Moist, warmly spiced carrot cupcakes with a touch of pineapple, crowned with silky tangy cream cheese frosting. Easy to make, bakery-soft, and perfect for any celebration.
Preheat oven to 350°F. Line a 12-cup muffin pan with paper liners.
Whisk flour, baking powder, baking soda, cinnamon, ginger, nutmeg, and salt in a medium bowl.
In a large bowl, whisk granulated sugar, brown sugar, and oil until combined. Whisk in eggs and vanilla until smooth.
Stir in buttermilk. Add the dry ingredients and fold just until no dry streaks remain.
Fold in grated carrots, drained pineapple, and nuts if using.
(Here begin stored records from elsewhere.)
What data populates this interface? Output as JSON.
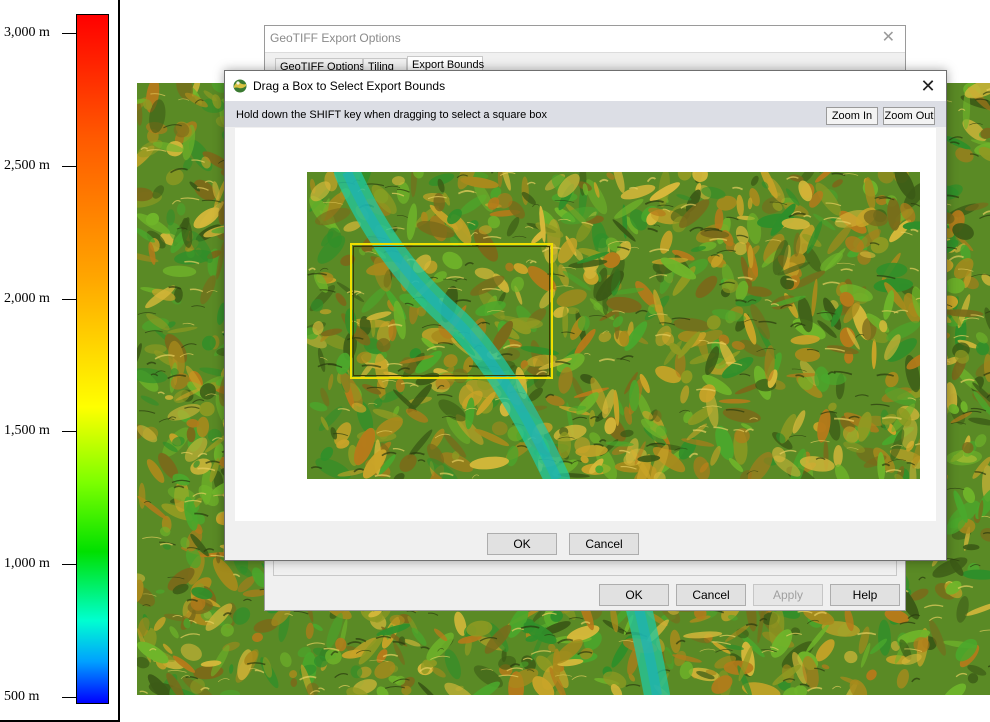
{
  "legend": {
    "ticks": [
      {
        "label": "3,000 m",
        "value": 3000
      },
      {
        "label": "2,500 m",
        "value": 2500
      },
      {
        "label": "2,000 m",
        "value": 2000
      },
      {
        "label": "1,500 m",
        "value": 1500
      },
      {
        "label": "1,000 m",
        "value": 1000
      },
      {
        "label": "500 m",
        "value": 500
      }
    ],
    "colors": [
      "#ff0000",
      "#ffa500",
      "#ffff00",
      "#00e000",
      "#00ffd0",
      "#0000ff"
    ]
  },
  "back_dialog": {
    "title": "GeoTIFF Export Options",
    "tabs": [
      "GeoTIFF Options",
      "Tiling",
      "Export Bounds"
    ],
    "active_tab": "Export Bounds",
    "buttons": {
      "ok": "OK",
      "cancel": "Cancel",
      "apply": "Apply",
      "help": "Help"
    }
  },
  "front_dialog": {
    "title": "Drag a Box to Select Export Bounds",
    "hint": "Hold down the SHIFT key when dragging to select a square box",
    "zoom_in": "Zoom In",
    "zoom_out": "Zoom Out",
    "buttons": {
      "ok": "OK",
      "cancel": "Cancel"
    }
  }
}
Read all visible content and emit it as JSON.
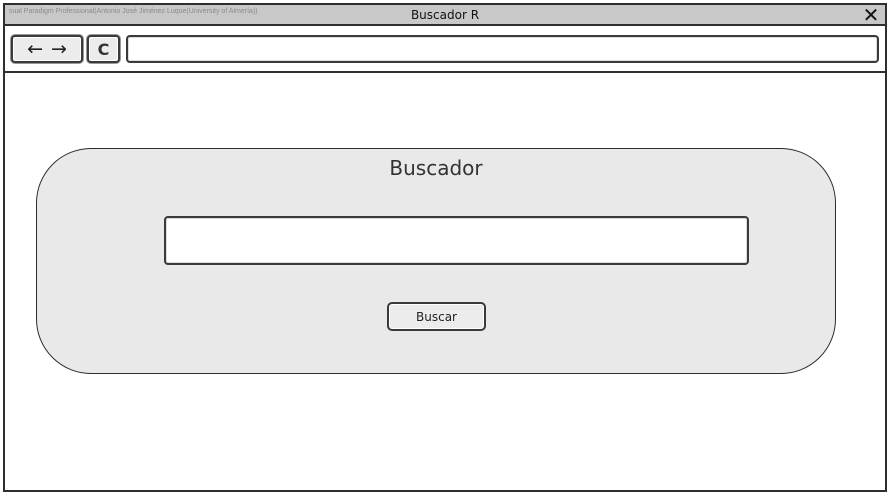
{
  "watermark": "sual Paradigm Professional(Antonio José Jiménez Luque(University of Almería))",
  "window": {
    "title": "Buscador R",
    "close_icon": "close-icon"
  },
  "toolbar": {
    "back_icon": "arrow-left-icon",
    "forward_icon": "arrow-right-icon",
    "reload_icon": "reload-icon",
    "back_glyph": "←",
    "forward_glyph": "→",
    "reload_glyph": "C",
    "address_value": ""
  },
  "panel": {
    "title": "Buscador",
    "search_value": "",
    "button_label": "Buscar"
  },
  "colors": {
    "titlebar": "#c8c8c8",
    "panel_background": "#e9e9e9",
    "border": "#2e2e2e"
  }
}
Divide batter evenly among liners, filling each about 0.75 full.
Bake 20 to 22 minutes, until a toothpick in the center comes out clean. Cool in pan 5 minutes, then transfer to a rack to cool completely.
Make frosting: Beat cream cheese and butter on medium-high until smooth. Gradually add powdered sugar, then vanilla and salt; beat until fluffy, about 2 minutes.
Frost cooled cupcakes and garnish with extra chopped nuts or a sprinkle of cinnamon if desired.
Notes
For best texture, grate carrots finely and avoid overmixing. If using pineapple, drain thoroughly. Store frosted cupcakes covered in the refrigerator up to 4 days; bring to room temperature before serving.